Ara
27
Gönderen: admin, Seyahat - İzlenim, Aralık-27-2007

Giriş:

Filistin toprakları üzerinde “İsrail” adıyla bir işgal devletinin kuruluşunun ve bu devletin BM tarafından resmen kabul edilişinin üzerinden geçen 55 yıl, ölüm, gözyaşı ve sürgün demekti bir Filistinli için…

1948 yılında, siyonist güçlerin topraklarını işgal etmesi ile başlayan sürgün hayatı, 9 milyon Filistinlinin 5 milyonunu mülteci konumuna sokmuştur. Yani Filistin içinde yaşayanların yarıdan fazlasının asıl mekanları değiştirilmiş, onlar mülteci kamplarına yerleşmek zorunda bırakılmışlardır.

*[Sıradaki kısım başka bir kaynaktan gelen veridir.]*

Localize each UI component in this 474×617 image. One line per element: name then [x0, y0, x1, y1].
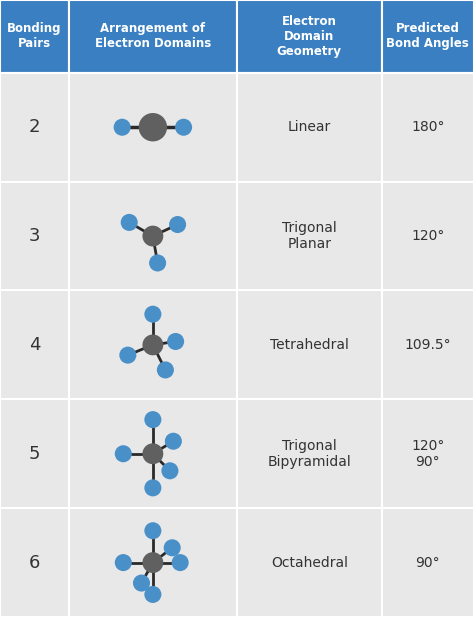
Text: Electron
Domain
Geometry: Electron Domain Geometry: [277, 15, 342, 58]
Text: Linear: Linear: [288, 120, 331, 135]
Ellipse shape: [115, 445, 132, 462]
Ellipse shape: [119, 347, 137, 363]
Ellipse shape: [157, 362, 174, 378]
Bar: [69, 181, 237, 291]
Ellipse shape: [144, 522, 162, 539]
Ellipse shape: [144, 411, 162, 428]
Ellipse shape: [149, 254, 166, 271]
Ellipse shape: [121, 214, 138, 231]
Text: Octahedral: Octahedral: [271, 555, 348, 569]
Ellipse shape: [142, 443, 163, 464]
Ellipse shape: [142, 552, 163, 573]
Text: 109.5°: 109.5°: [404, 338, 451, 352]
Ellipse shape: [165, 433, 182, 450]
Ellipse shape: [164, 539, 181, 557]
Bar: [237, 73, 382, 181]
Bar: [382, 181, 474, 291]
Bar: [237, 399, 382, 508]
Ellipse shape: [144, 305, 162, 323]
Ellipse shape: [138, 113, 167, 141]
Ellipse shape: [142, 226, 163, 247]
Ellipse shape: [115, 554, 132, 571]
Bar: [69, 508, 237, 617]
Bar: [0, 0, 69, 73]
Ellipse shape: [169, 216, 186, 233]
Text: 180°: 180°: [411, 120, 445, 135]
Ellipse shape: [144, 479, 162, 497]
Bar: [0, 73, 69, 181]
Text: 2: 2: [28, 118, 40, 136]
Text: 5: 5: [28, 445, 40, 463]
Ellipse shape: [114, 118, 131, 136]
Text: Trigonal
Bipyramidal: Trigonal Bipyramidal: [267, 439, 351, 469]
Text: 3: 3: [28, 227, 40, 245]
Ellipse shape: [172, 554, 189, 571]
Ellipse shape: [133, 574, 150, 592]
Text: Predicted
Bond Angles: Predicted Bond Angles: [386, 22, 469, 51]
Ellipse shape: [161, 462, 179, 479]
Ellipse shape: [175, 118, 192, 136]
Bar: [382, 0, 474, 73]
Bar: [69, 73, 237, 181]
Bar: [382, 399, 474, 508]
Ellipse shape: [144, 586, 162, 603]
Text: Trigonal
Planar: Trigonal Planar: [282, 221, 337, 251]
Bar: [237, 0, 382, 73]
Bar: [237, 508, 382, 617]
Text: Bonding
Pairs: Bonding Pairs: [7, 22, 62, 51]
Bar: [0, 181, 69, 291]
Text: 120°: 120°: [411, 229, 445, 243]
Bar: [69, 0, 237, 73]
Bar: [382, 508, 474, 617]
Text: 6: 6: [29, 553, 40, 571]
Bar: [69, 399, 237, 508]
Bar: [0, 291, 69, 399]
Text: 4: 4: [28, 336, 40, 354]
Text: 90°: 90°: [416, 555, 440, 569]
Text: Arrangement of
Electron Domains: Arrangement of Electron Domains: [95, 22, 211, 51]
Bar: [237, 291, 382, 399]
Ellipse shape: [142, 334, 163, 355]
Bar: [382, 73, 474, 181]
Bar: [0, 508, 69, 617]
Text: 120°
90°: 120° 90°: [411, 439, 445, 469]
Text: Tetrahedral: Tetrahedral: [270, 338, 349, 352]
Ellipse shape: [167, 333, 184, 350]
Bar: [237, 181, 382, 291]
Bar: [69, 291, 237, 399]
Bar: [382, 291, 474, 399]
Bar: [0, 399, 69, 508]
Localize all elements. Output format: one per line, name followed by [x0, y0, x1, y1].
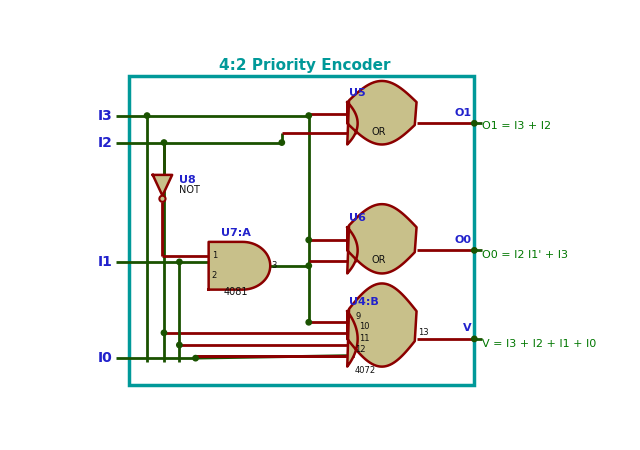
- Text: O0 = I2 I1' + I3: O0 = I2 I1' + I3: [482, 250, 568, 260]
- Polygon shape: [348, 204, 417, 274]
- Text: U8: U8: [179, 175, 196, 184]
- Circle shape: [279, 140, 285, 145]
- Text: I1: I1: [97, 255, 112, 269]
- Circle shape: [472, 248, 477, 253]
- Text: U7:A: U7:A: [221, 228, 250, 238]
- Text: 12: 12: [355, 345, 366, 354]
- Text: U4:B: U4:B: [349, 297, 378, 307]
- Text: 2: 2: [212, 271, 217, 280]
- Text: O0: O0: [454, 234, 471, 245]
- Text: V = I3 + I2 + I1 + I0: V = I3 + I2 + I1 + I0: [482, 338, 596, 349]
- Text: 11: 11: [358, 334, 369, 343]
- Text: I0: I0: [97, 351, 112, 365]
- Circle shape: [161, 140, 166, 145]
- Circle shape: [306, 113, 312, 118]
- Text: 10: 10: [358, 322, 369, 331]
- Text: I2: I2: [97, 135, 112, 149]
- Text: 4:2 Priority Encoder: 4:2 Priority Encoder: [219, 58, 390, 73]
- Circle shape: [306, 263, 312, 269]
- Text: I3: I3: [97, 108, 112, 122]
- Circle shape: [193, 356, 198, 361]
- Circle shape: [177, 259, 182, 265]
- Text: 1: 1: [212, 251, 217, 260]
- Polygon shape: [348, 81, 417, 144]
- Circle shape: [472, 121, 477, 126]
- Circle shape: [306, 320, 312, 325]
- Text: 9: 9: [355, 312, 361, 321]
- Text: O1: O1: [454, 108, 471, 117]
- Text: U6: U6: [349, 213, 365, 223]
- Circle shape: [159, 196, 166, 202]
- Circle shape: [145, 113, 150, 118]
- Text: V: V: [463, 323, 471, 333]
- Text: 13: 13: [418, 328, 429, 337]
- Text: 4081: 4081: [223, 287, 248, 297]
- Text: 3: 3: [272, 261, 277, 270]
- Text: NOT: NOT: [179, 185, 200, 195]
- Text: O1 = I3 + I2: O1 = I3 + I2: [482, 122, 551, 131]
- Text: 4072: 4072: [355, 366, 376, 375]
- Circle shape: [161, 330, 166, 336]
- Text: OR: OR: [372, 255, 386, 265]
- Polygon shape: [348, 284, 417, 367]
- Circle shape: [472, 336, 477, 342]
- Polygon shape: [153, 175, 172, 196]
- Circle shape: [306, 237, 312, 243]
- Text: OR: OR: [372, 127, 386, 137]
- Circle shape: [177, 342, 182, 348]
- Polygon shape: [209, 242, 270, 290]
- Text: U5: U5: [349, 88, 365, 98]
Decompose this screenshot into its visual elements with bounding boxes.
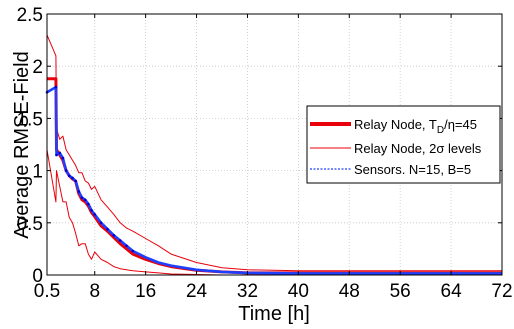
y-tick-label: 2.5 [17,5,43,26]
sensor-point [83,198,87,202]
y-tick-label: 1.5 [17,109,43,130]
sensor-point [64,169,68,172]
y-tick-label: 2 [32,57,43,78]
sensor-point [55,153,58,157]
sensor-point [87,202,90,206]
sensor-point [58,151,62,155]
y-tick-label: 0.5 [17,214,43,235]
plot-frame [46,13,503,276]
sensor-point [131,249,135,253]
sensor-point [71,176,74,180]
x-tick-label: 40 [288,281,309,302]
series-line-band-upper [46,34,502,272]
sensor-point [74,179,77,183]
sensor-point [80,196,84,200]
sensor-point [61,156,65,160]
legend-box [306,105,501,184]
x-tick-label: 0.5 [34,281,60,302]
x-tick-label: 32 [237,281,258,302]
x-tick-label: 72 [491,281,512,302]
legend-sensors-label: Sensors. N=15, B=5 [354,162,471,177]
x-tick-label: 64 [441,281,463,302]
x-axis-label: Time [h] [238,303,310,325]
x-tick-label: 56 [390,281,411,302]
sensor-point [67,174,71,178]
x-tick-label: 16 [135,281,156,302]
legend: Relay Node, TD/η=45 Relay Node, 2σ level… [306,105,501,184]
y-tick-label: 0 [32,266,43,287]
sensor-point [125,244,128,248]
sensor-point [99,221,103,225]
sensor-point [112,234,116,237]
y-axis-label: Average RMSE-Field [11,51,33,238]
grid [47,14,502,275]
y-tick-label: 1 [32,162,43,183]
legend-relay-label: Relay Node, TD/η=45 [354,117,477,136]
sensor-point [106,227,109,231]
sensor-point [93,213,97,216]
x-tick-label: 24 [186,281,208,302]
sensor-point [90,208,93,212]
sensor-point [118,239,122,242]
x-tick-label: 8 [89,281,100,302]
x-tick-label: 48 [339,281,360,302]
legend-band-label: Relay Node, 2σ levels [354,141,482,156]
sensor-point [54,85,58,89]
sensor-point [77,190,81,193]
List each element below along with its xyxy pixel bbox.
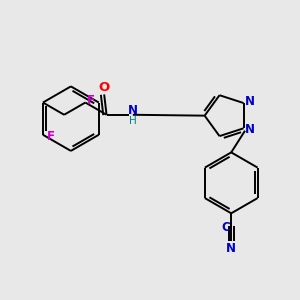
Text: N: N (226, 242, 236, 255)
Text: N: N (245, 95, 255, 108)
Text: N: N (128, 104, 138, 117)
Text: F: F (86, 94, 94, 106)
Text: H: H (129, 116, 137, 126)
Text: C: C (221, 221, 230, 234)
Text: N: N (245, 123, 255, 136)
Text: O: O (98, 81, 110, 94)
Text: F: F (47, 130, 55, 143)
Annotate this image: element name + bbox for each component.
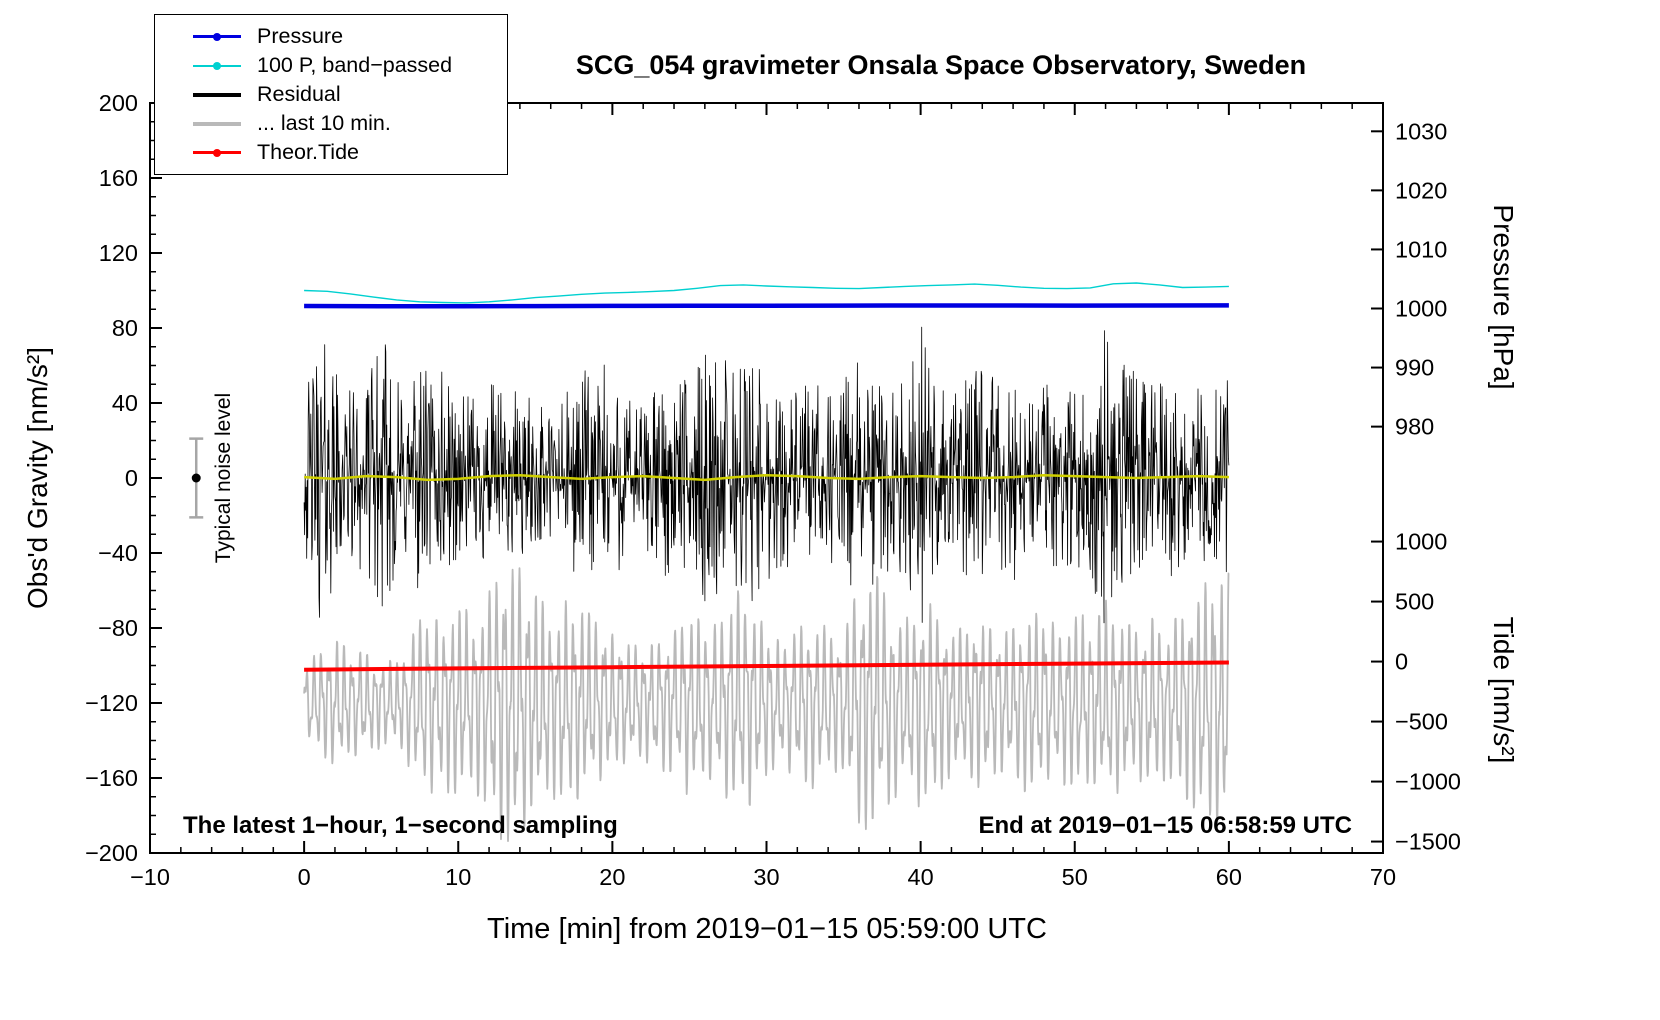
pressure-axis-label: Pressure [hPa] [1488, 204, 1519, 390]
series-theor-tide [304, 660, 1229, 672]
legend-item-100-p-band-passed: 100 P, band−passed [155, 51, 507, 80]
legend-symbol [193, 32, 241, 41]
legend-symbol [193, 148, 241, 157]
legend-symbol [193, 121, 241, 126]
chart-series [303, 282, 1230, 842]
x-tick-label: −10 [130, 864, 170, 890]
legend-dot [213, 61, 221, 70]
time-axis-label: Time [min] from 2019−01−15 05:59:00 UTC [487, 913, 1047, 945]
x-tick-label: 50 [1062, 864, 1088, 890]
legend-symbol [193, 61, 241, 70]
gravity-axis-label: Obs'd Gravity [nm/s²] [22, 346, 53, 610]
series-residual-smoothed [304, 473, 1229, 482]
pressure-tick-label: 1020 [1395, 177, 1447, 203]
noise-level-label: Typical noise level [212, 392, 235, 564]
gravity-tick-label: 80 [112, 315, 138, 341]
series-residual [303, 326, 1230, 624]
legend-box: Pressure 100 P, band−passed Residual ... la… [154, 14, 508, 175]
gravity-tick-label: −200 [85, 840, 138, 866]
series-pressure [304, 303, 1229, 309]
legend-item-last-10-min: ... last 10 min. [155, 109, 507, 138]
legend-dot [213, 148, 221, 157]
chart-title: SCG_054 gravimeter Onsala Space Observat… [575, 50, 1307, 80]
gravity-tick-label: −40 [98, 540, 138, 566]
pressure-tick-label: 1030 [1395, 118, 1447, 144]
axis-ticks [149, 102, 1384, 854]
legend-label: Pressure [257, 24, 344, 48]
end-time-annotation: End at 2019−01−15 06:58:59 UTC [978, 812, 1352, 839]
series-100-p-band-passed [304, 282, 1229, 304]
tide-tick-label: 1000 [1395, 529, 1447, 555]
tide-tick-label: 0 [1395, 649, 1408, 675]
series-last-10-min [303, 567, 1230, 842]
x-tick-label: 0 [298, 864, 311, 890]
legend-label: Residual [257, 82, 341, 106]
legend-dot [213, 32, 221, 41]
legend-label: 100 P, band−passed [257, 53, 453, 77]
gravity-tick-label: 0 [125, 465, 138, 491]
gravity-tick-label: −80 [98, 615, 138, 641]
x-tick-label: 20 [599, 864, 625, 890]
x-tick-label: 30 [753, 864, 779, 890]
pressure-tick-label: 1000 [1395, 296, 1447, 322]
legend-symbol [193, 92, 241, 97]
noise-level-marker [189, 437, 204, 519]
x-tick-label: 10 [445, 864, 471, 890]
legend-item-theor-tide: Theor.Tide [155, 138, 507, 167]
gravity-tick-label: −160 [85, 765, 138, 791]
tide-tick-label: −1500 [1395, 829, 1461, 855]
pressure-tick-label: 1010 [1395, 236, 1447, 262]
tide-tick-label: −500 [1395, 709, 1448, 735]
legend-item-pressure: Pressure [155, 22, 507, 51]
gravity-tick-label: 200 [99, 90, 138, 116]
tide-tick-label: −1000 [1395, 769, 1461, 795]
x-tick-label: 40 [908, 864, 934, 890]
legend-label: ... last 10 min. [257, 111, 391, 135]
tide-axis-label: Tide [nm/s²] [1488, 616, 1519, 764]
gravity-tick-label: 40 [112, 390, 138, 416]
gravity-tick-label: 120 [99, 240, 138, 266]
pressure-tick-label: 980 [1395, 414, 1434, 440]
sampling-annotation: The latest 1−hour, 1−second sampling [183, 812, 618, 839]
axis-tick-labels: −10 0 10 20 30 40 50 60 7020016012080400−40−80−1… [85, 90, 1461, 890]
pressure-tick-label: 990 [1395, 355, 1434, 381]
gravity-tick-label: 160 [99, 165, 138, 191]
legend-label: Theor.Tide [257, 140, 359, 164]
legend-item-residual: Residual [155, 80, 507, 109]
tide-tick-label: 500 [1395, 589, 1434, 615]
gravity-tick-label: −120 [85, 690, 138, 716]
x-tick-label: 60 [1216, 864, 1242, 890]
x-tick-label: 70 [1370, 864, 1396, 890]
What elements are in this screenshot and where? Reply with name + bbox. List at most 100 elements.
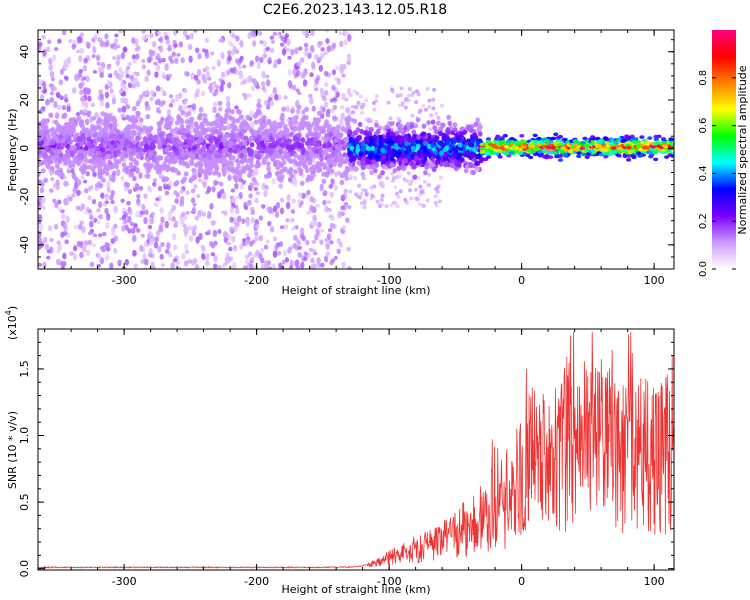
spectrogram-cell [185, 124, 191, 130]
spectrogram-cell [98, 174, 104, 180]
spectrogram-cell [55, 138, 61, 144]
spectrogram-cell [411, 90, 416, 95]
spectrogram-cell [210, 126, 216, 132]
spectrogram-cell [393, 185, 398, 190]
spectrogram-cell [89, 184, 94, 191]
spectrogram-cell [223, 159, 229, 165]
spectrogram-cell [397, 123, 403, 129]
spectrogram-cell [415, 160, 421, 166]
spectrogram-cell [211, 65, 216, 71]
spectrogram-cell [265, 74, 270, 79]
spectrogram-cell [235, 195, 241, 200]
spectrogram-cell [193, 30, 198, 33]
spectrogram-cell [159, 207, 164, 214]
spectrogram-cell [227, 174, 232, 181]
spectrogram-cell [274, 243, 279, 252]
spectrogram-cell [440, 122, 446, 128]
spectrogram-cell [355, 147, 361, 153]
spectrogram-cell [173, 43, 178, 48]
spectrogram-cell [450, 146, 456, 152]
spectrogram-cell [212, 106, 217, 114]
spectrogram-cell [256, 98, 262, 104]
spectrogram-cell [212, 229, 218, 238]
spectrogram-cell [148, 134, 154, 140]
spectrogram-cell [344, 165, 350, 171]
spectrogram-cell [99, 99, 105, 107]
spectrogram-cell [140, 259, 145, 264]
spectrogram-cell [225, 96, 231, 101]
spectrogram-cell [75, 189, 81, 197]
spectrogram-cell [158, 225, 163, 232]
spectrogram-cell [54, 201, 59, 209]
spectrogram-cell [261, 71, 266, 79]
spectrogram-cell [176, 114, 182, 120]
spectrogram-cell [250, 217, 255, 224]
spectrogram-cell [292, 159, 298, 165]
spectrogram-cell [209, 203, 214, 210]
spectrogram-cell [135, 135, 140, 141]
spectrogram-cell [229, 160, 235, 166]
spectrogram-cell [185, 138, 191, 144]
spectrogram-cell [95, 149, 101, 156]
spectrogram-cell [230, 49, 235, 56]
spectrogram-cell [332, 97, 337, 102]
spectrogram-cell [404, 149, 409, 155]
spectrogram-cell [96, 253, 102, 259]
spectrogram-cell [445, 130, 451, 136]
spectrogram-cell [392, 168, 398, 174]
spectrogram-cell [267, 266, 272, 269]
spectrogram-cell [63, 122, 69, 128]
spectrogram-cell [100, 147, 106, 153]
spectrogram-cell [97, 131, 103, 137]
spectrogram-cell [64, 239, 69, 245]
spectrogram-cell [50, 177, 55, 182]
spectrogram-cell [245, 239, 250, 246]
spectrogram-cell [80, 164, 86, 171]
spectrogram-cell [97, 201, 103, 209]
spectrogram-cell [229, 206, 235, 214]
spectrogram-cell [61, 105, 67, 111]
spectrogram-cell [283, 151, 289, 157]
spectrogram-cell [252, 113, 258, 119]
spectrogram-cell [548, 155, 554, 159]
spectrogram-cell [147, 153, 153, 159]
spectrogram-cell [576, 154, 582, 159]
spectrogram-cell [435, 189, 440, 194]
spectrogram-cell [300, 124, 305, 131]
spectrogram-cell [410, 154, 415, 160]
spectrogram-cell [339, 40, 344, 48]
spectrogram-cell [309, 204, 314, 212]
spectrogram-cell [75, 49, 81, 54]
spectrogram-cell [79, 220, 84, 226]
spectrogram-cell [140, 233, 145, 238]
spectrogram-cell [413, 187, 418, 192]
spectrogram-cell [254, 138, 260, 144]
spectrogram-cell [99, 93, 105, 99]
spectrogram-cell [92, 172, 97, 177]
spectrogram-cell [219, 38, 224, 43]
spectrogram-cell [303, 42, 309, 48]
spectrogram-cell [113, 205, 118, 214]
spectrogram-cell [336, 124, 341, 130]
spectrogram-cell [188, 107, 193, 112]
spectrogram-cell [69, 151, 75, 157]
spectrogram-cell [254, 55, 260, 63]
spectrogram-cell [365, 145, 371, 151]
spectrogram-cell [38, 148, 42, 155]
spectrogram-cell [126, 66, 131, 70]
spectrogram-cell [109, 139, 115, 146]
spectrogram-cell [43, 236, 48, 244]
spectrogram-cell [274, 171, 280, 177]
spectrogram-cell [73, 176, 79, 182]
spectrogram-cell [306, 189, 311, 196]
spectrogram-cell [404, 140, 409, 147]
spectrogram-cell [144, 34, 149, 39]
spectrogram-cell [215, 112, 221, 119]
spectrogram-cell [194, 132, 200, 138]
spectrogram-cell [254, 163, 259, 169]
spectrogram-cell [86, 110, 92, 116]
spectrogram-cell [167, 251, 173, 258]
spectrogram-cell [213, 90, 218, 96]
spectrogram-cell [249, 156, 255, 162]
spectrogram-cell [157, 144, 163, 150]
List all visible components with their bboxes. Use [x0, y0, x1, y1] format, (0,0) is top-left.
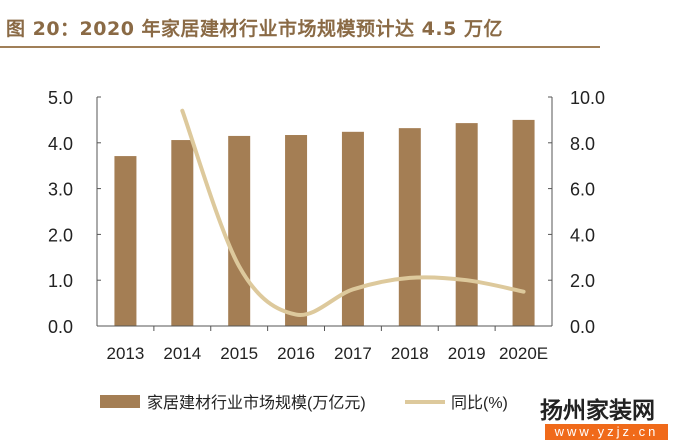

Zorla yurtlarından çıkarılan Filistinliler, ilk başta komşu Arap ülkeleri olan Lübnan, Suriye ve Irakta ki kamplara geçerek, sefil ve perişan olarak devam edecek bir hayata başladılar. Bu ülkelerden biri olan Irak’ta yaşayan Filistinlilerin sayısı 50 bine yaklaşmıştı. Filistinli mültecilere barınacak yer sağlayan Saddam rejimi, mültecilere maddi destek de veriyordu.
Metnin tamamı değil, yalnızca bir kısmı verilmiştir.